Uns anos atrás, em um evento literário em Lençóis Paulista, fui dar uma caminhada e cheguei num lugar meio perdido. Sentei no chão olhando pro nada. Senta do meu lado, olhando para o mesmo nada, um senhor local. Antes que eu pudesse me refazer do estranhamento, ele diz: “Lindo né?” E então começa a fazer gestos com a mão. “Ali eu vou plantar milho.” A terra era dele, a invasora era eu. E então ele fecha os olhos, levanta um pouco a cabeça, sente o cheiro do mato no ar e continua. “Olha, não é lindo? Ali, logo ali, umas abóboras. Eu adoro abóbora.”

Acho que a maternidade é um pouco assim. A gente olha para aquele maquiavelzinho remelento, nariz escorrendo, senta, termina o seu prato que isso aqui não é restaurante, senta, não morde o cachorro, senta, moedas não são comestíveis, senta filhote de cruz credo, de meia pela casa, jogando bola na sala, desliga a tv, escova os dentes, escova os dentes no banheiro, dedo no nariz, não dá respostinha menino, tira a pilha do nariz, senta, porque sim inferno, e o que a gente vê? Vê uma horta aqui, um pomar ali, um cajueiro acolá. Dependendo do talento do salaizinho, dá para ter esperanças até mesmo de uma jabuticabeira.

Na falta de uma grama para ficar olhando, São Paulo né, quem mandou, entro no Pinterest. A quantidade de horas que eu gasto salvando e organizando projetos que eu nunca farei é um caso a ser estudado pela ciência. Eu entro no site como quem vira o primeiro copo de caipirinha. Eu sei o efeito que tem. Eu sei o tempo que eu vou jogar fora. Eu sei que esse tempo cobrará o seu preço em prazos cada vez mais apertados. Eu tenho plena e absoluta consciência de que não deveria fazer isso. E, no entanto, faço. A quantidade de coisas que eu faço sabendo que não deveria fazer é assustadora. Não posso alegar inocência.

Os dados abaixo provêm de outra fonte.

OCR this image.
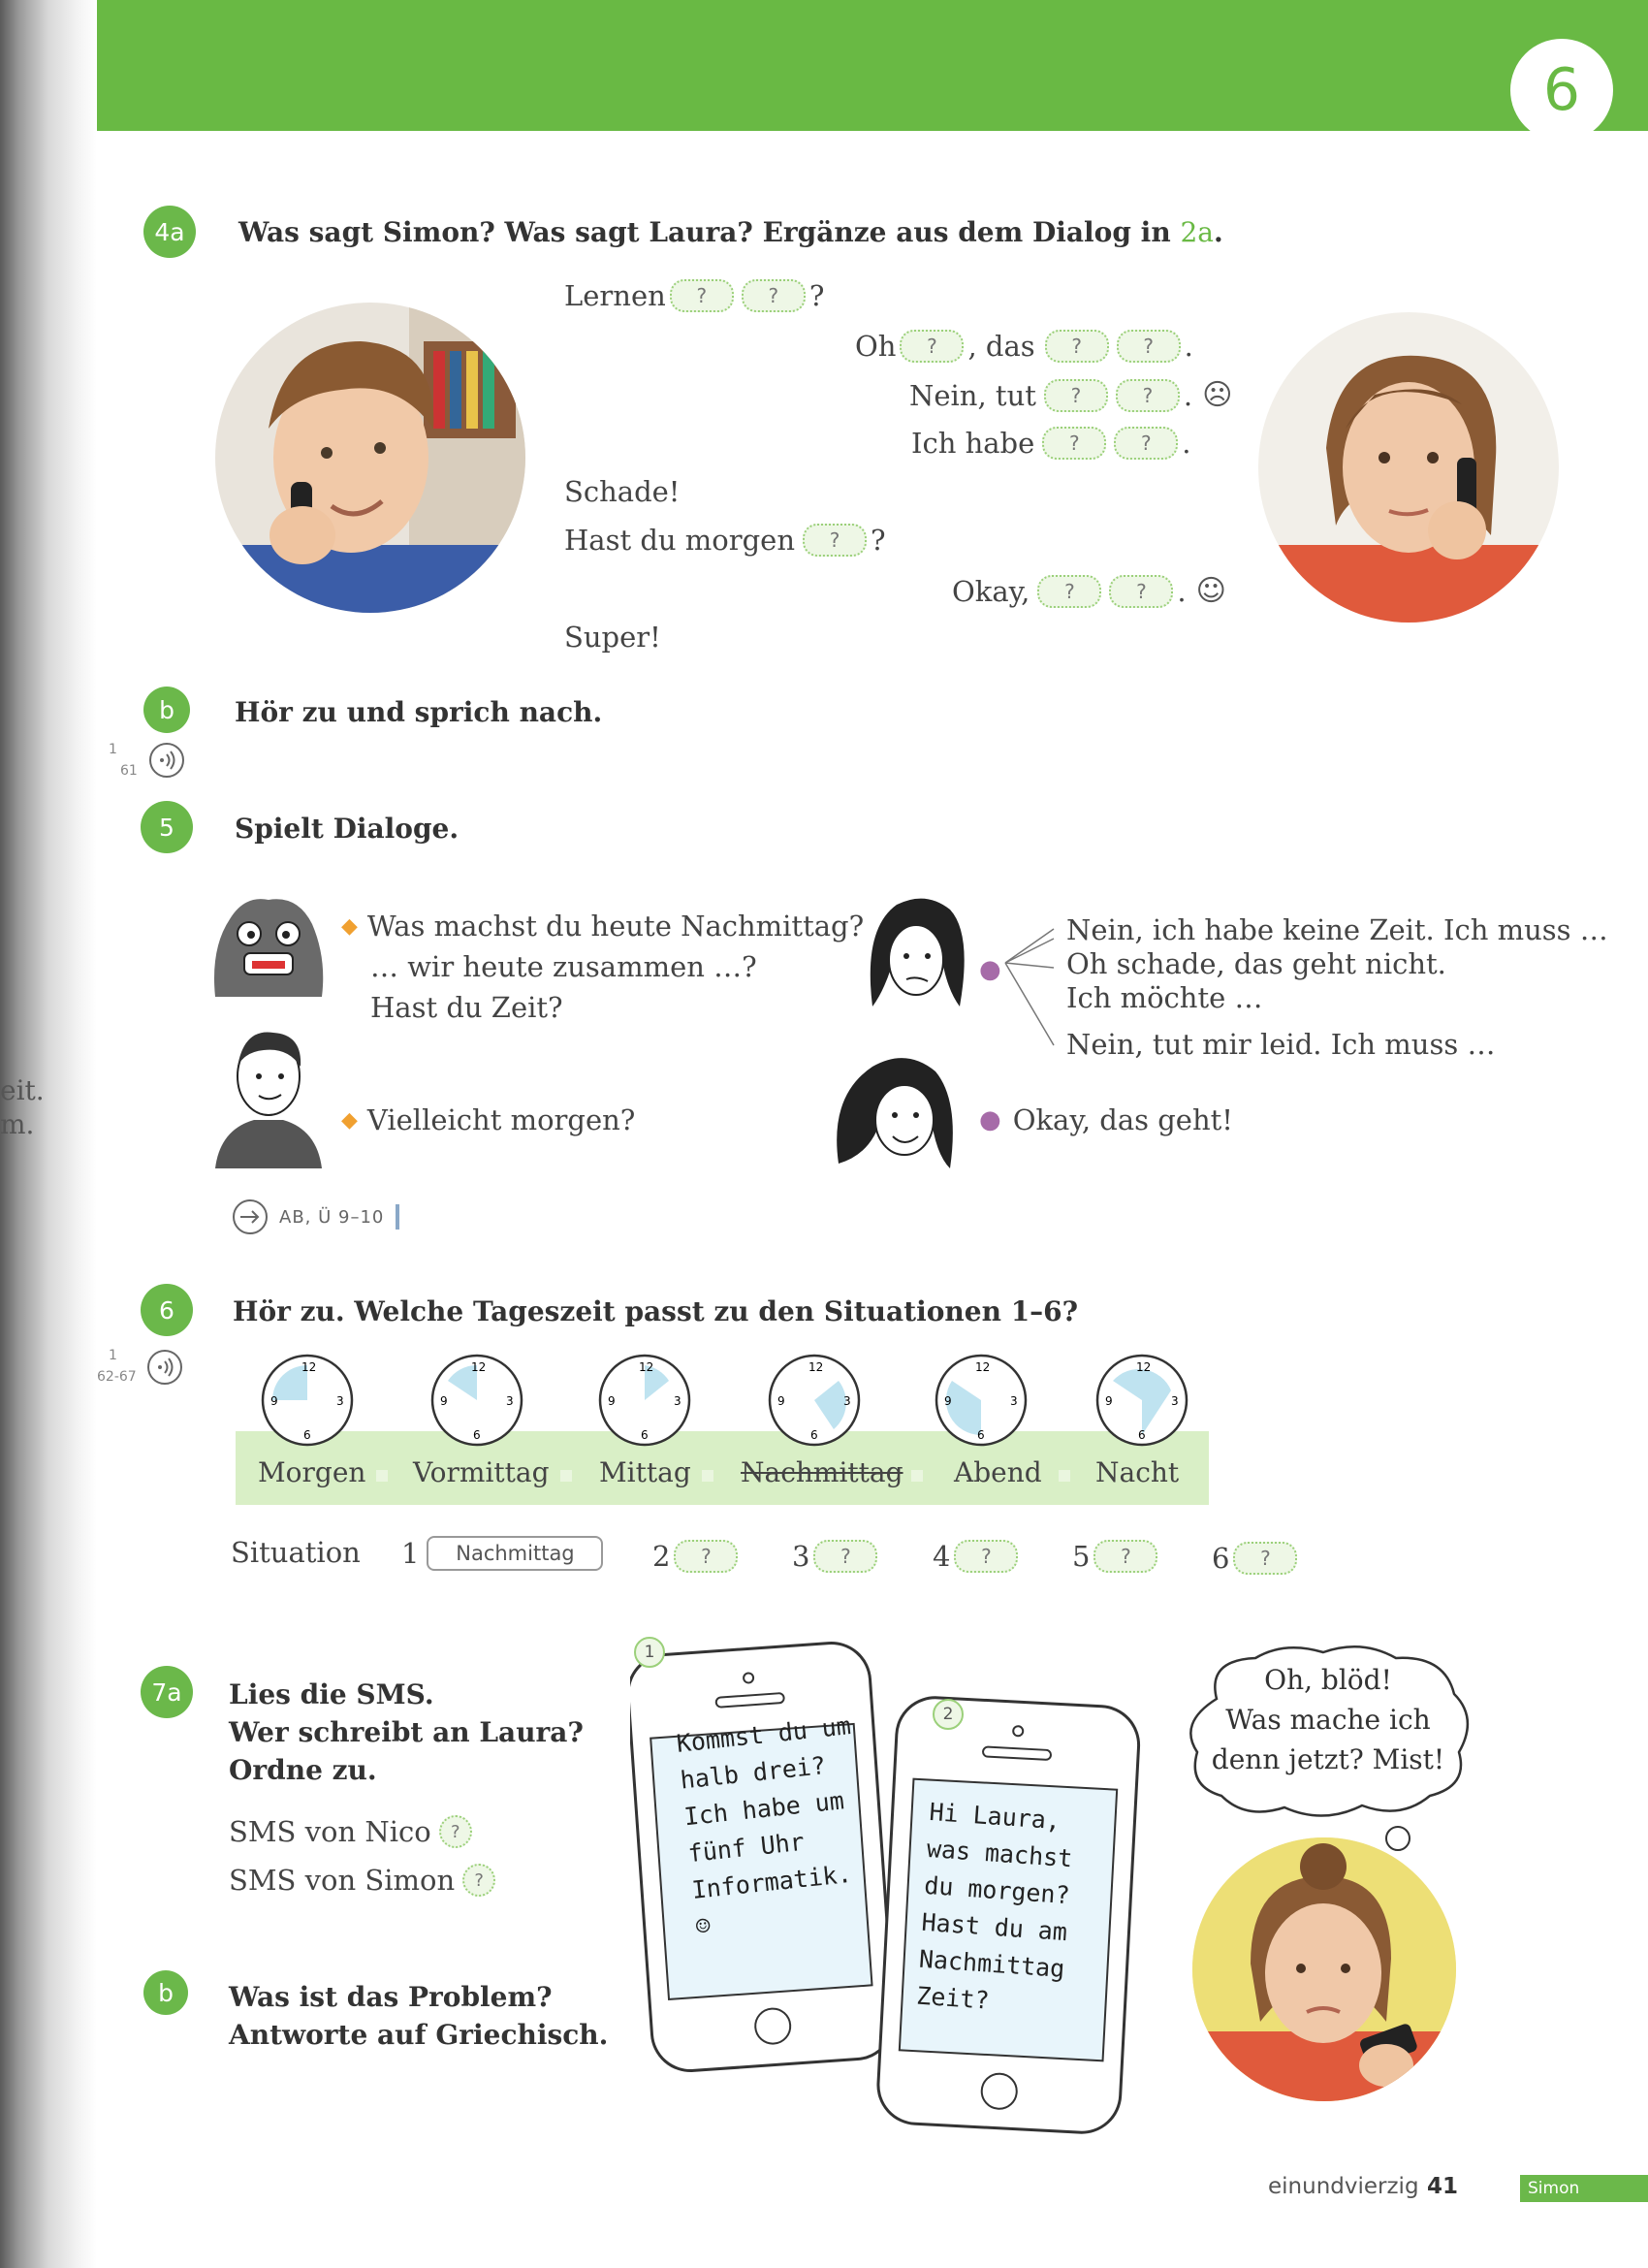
6
eit.
m.
4a	Was sagt Simon? Was sagt Laura? Ergänze aus dem Dialog in 2a.
Lernen	?	?	?
Oh	?	, das	?	?	.
Nein, tut	?	?	. ☹
Ich habe	?	?	.
Schade!
Hast du morgen	?	?
Okay,	?	?	. ☺
Super!
b	Hör zu und sprich nach.
1
61
5	Spielt Dialoge.
◆ Was machst du heute Nachmittag?
… wir heute zusammen …?
Hast du Zeit?
◆ Vielleicht morgen?
●
Nein, ich habe keine Zeit. Ich muss …
Oh schade, das geht nicht.
Ich möchte …
Nein, tut mir leid. Ich muss …
● Okay, das geht!
AB, Ü 9–10
6	Hör zu. Welche Tageszeit passt zu den Situationen 1–6?
1
62-67
12
3
6
9
12
3
6
9
12
3
6
9
12
3
6
9
12
3
6
9
12
3
6
9
Morgen Vormittag Mittag Nachmittag Abend Nacht
Situation 1	Nachmittag	2	?	3	?	4	?	5	?	6	?
7a	Lies die SMS.
Wer schreibt an Laura?
Ordne zu.
SMS von Nico	?
SMS von Simon	?
1
Kommst du um
halb drei?
Ich habe um
fünf Uhr
Informatik.
☺
2
Hi Laura,
was machst
du morgen?
Hast du am
Nachmittag
Zeit?
Oh, blöd!
Was mache ich
denn jetzt? Mist!
b	Was ist das Problem?
Antworte auf Griechisch.
einundvierzig 41	Simon
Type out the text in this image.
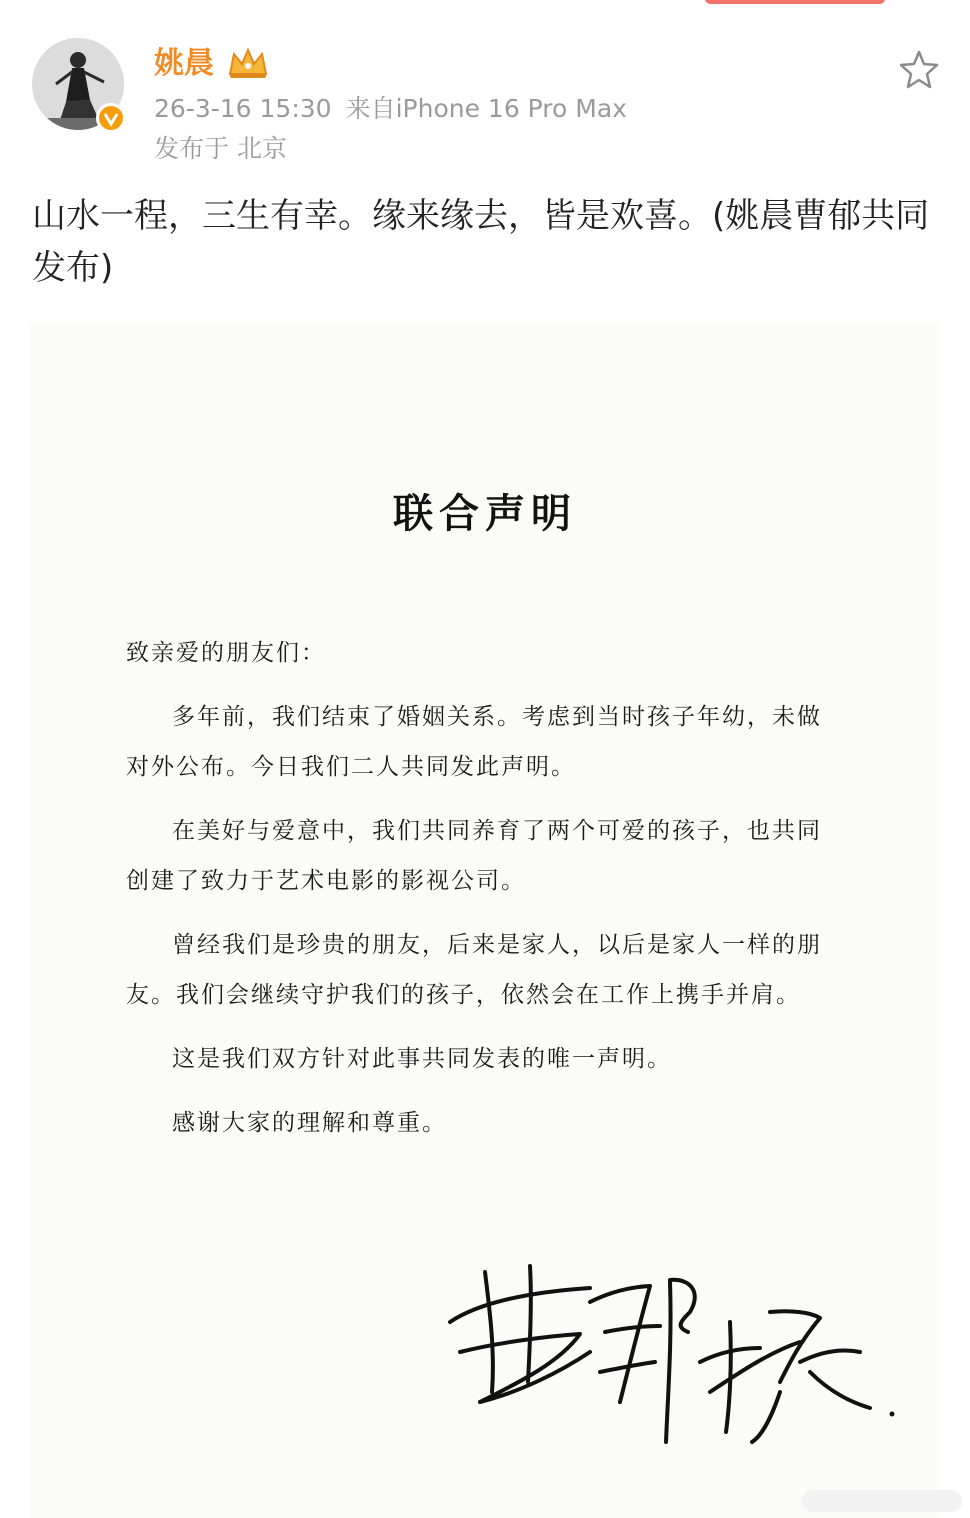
姚晨
26-3-16 15:30 来自iPhone 16 Pro Max
发布于 北京
山水一程，三生有幸。缘来缘去，皆是欢喜。(姚晨曹郁共同发布)
联合声明

致亲爱的朋友们：

多年前，我们结束了婚姻关系。考虑到当时孩子年幼，未做对外公布。今日我们二人共同发此声明。

在美好与爱意中，我们共同养育了两个可爱的孩子，也共同创建了致力于艺术电影的影视公司。

曾经我们是珍贵的朋友，后来是家人，以后是家人一样的朋友。我们会继续守护我们的孩子，依然会在工作上携手并肩。

这是我们双方针对此事共同发表的唯一声明。

感谢大家的理解和尊重。
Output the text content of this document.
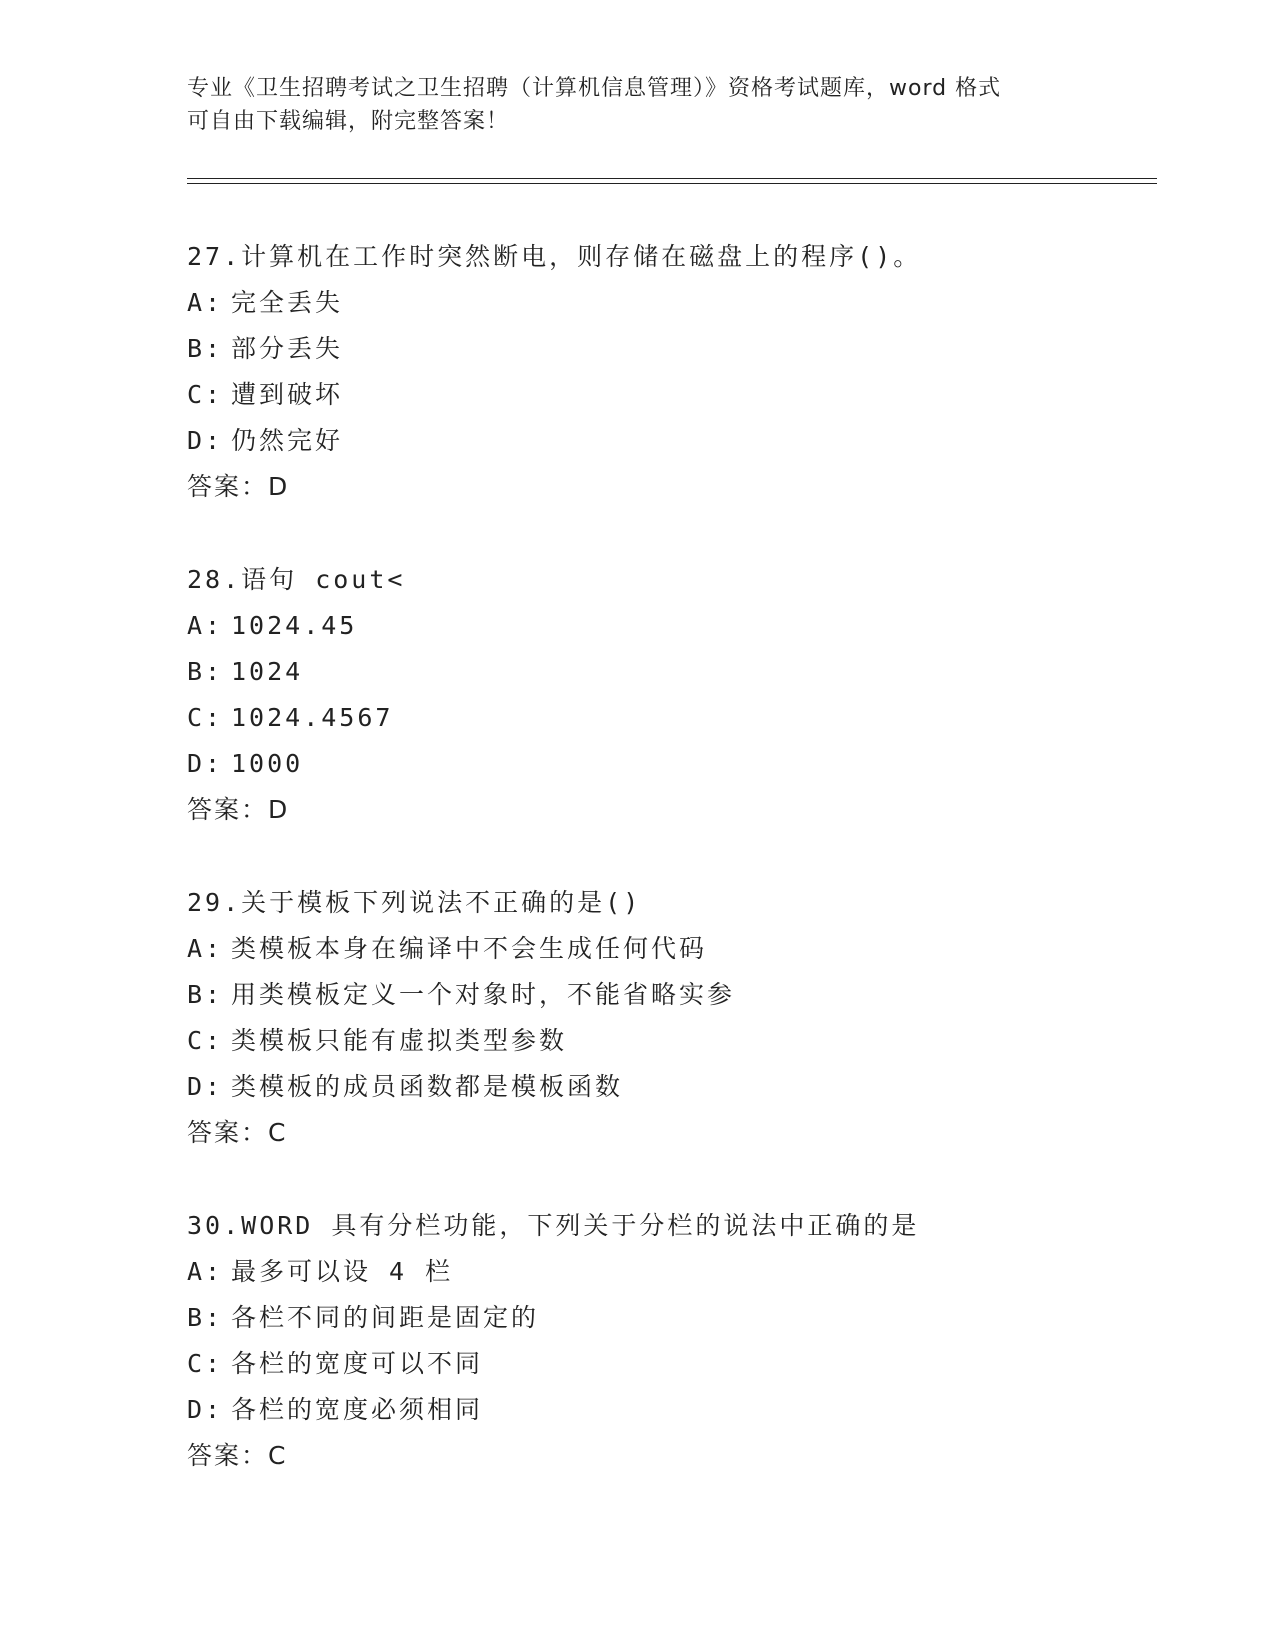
专业《卫生招聘考试之卫生招聘（计算机信息管理）》资格考试题库，word 格式
可自由下载编辑，附完整答案！
27.计算机在工作时突然断电，则存储在磁盘上的程序()。
A: 完全丢失
B: 部分丢失
C: 遭到破坏
D: 仍然完好
答案：D
28.语句 cout<
A: 1024.45
B: 1024
C: 1024.4567
D: 1000
答案：D
29.关于模板下列说法不正确的是()
A: 类模板本身在编译中不会生成任何代码
B: 用类模板定义一个对象时，不能省略实参
C: 类模板只能有虚拟类型参数
D: 类模板的成员函数都是模板函数
答案：C
30.WORD 具有分栏功能，下列关于分栏的说法中正确的是
A: 最多可以设 4 栏
B: 各栏不同的间距是固定的
C: 各栏的宽度可以不同
D: 各栏的宽度必须相同
答案：C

O que me lembra uma coisa que minha mãe falava, de que inocência era uma coisa muito perigosa. E é. Eu sempre penso nisso, agora que sou eu a mãe. Como explicar sobre as durezas do mundo sem traumatizar o rebento para o resto da vida? Na dúvida, eu conto e pago a terapia depois. Damage control que chama, google it.

Existe uma aura falsa, hipócrita, injusta, pesada em torno de ser mãe. As pessoas olham para um pai que cuida de seus filhos como se fosse um semideus. Olha, desculpe, não é. Não faz mais que a sua obrigação. A maternidade é tão “sagrada” quanto a paternidade. Ou seja, não é. Tem muito mais relação com amor, responsabilidade, paciência e obrigação do que com auréolas.

Até as auréolas, por sinal, são também um tipo de mentira. Elas são o sol de Apolo e deveriam indicar alguém sábio, não santo. Por muito tempo foi assim, uma forma de indicar para a população analfabeta quem ali daquelas figurinhas pintadas merecia algum destaque. Apolo, por sua vez, também roubou essa iconografia. As auréolas já apareciam no Egito Antigo, para indicar quem ali era o Rá (deus Sol, veja você o sol aí de novo). E os egípcios com certeza roubaram a ideia de algum outro que por sua vez roubou de um neandertal mais talentosinho. Nada se cria, nada se perde, tudo se transforma, já dizia o velho Lavoisier. Ou o Chacrinha, tanto faz.

Não importa. Nada disso importa.

Não importa porque é tudo falso. A maternidade tem momentos maravilhosos, claro. Botando na balança, o saldo é tão positivo quanto o superávit da Irlanda. É o que garante a sobrevivência da espécie. Isso e amnésia. Só que não é tudo bom. Não é tudo lindo. E certamente não é sagrado. Então vamos parar com essa merda.

E senta aí, cacete de menino.

 

Publicada na Revista Pessoa em 17 de junho de 2020.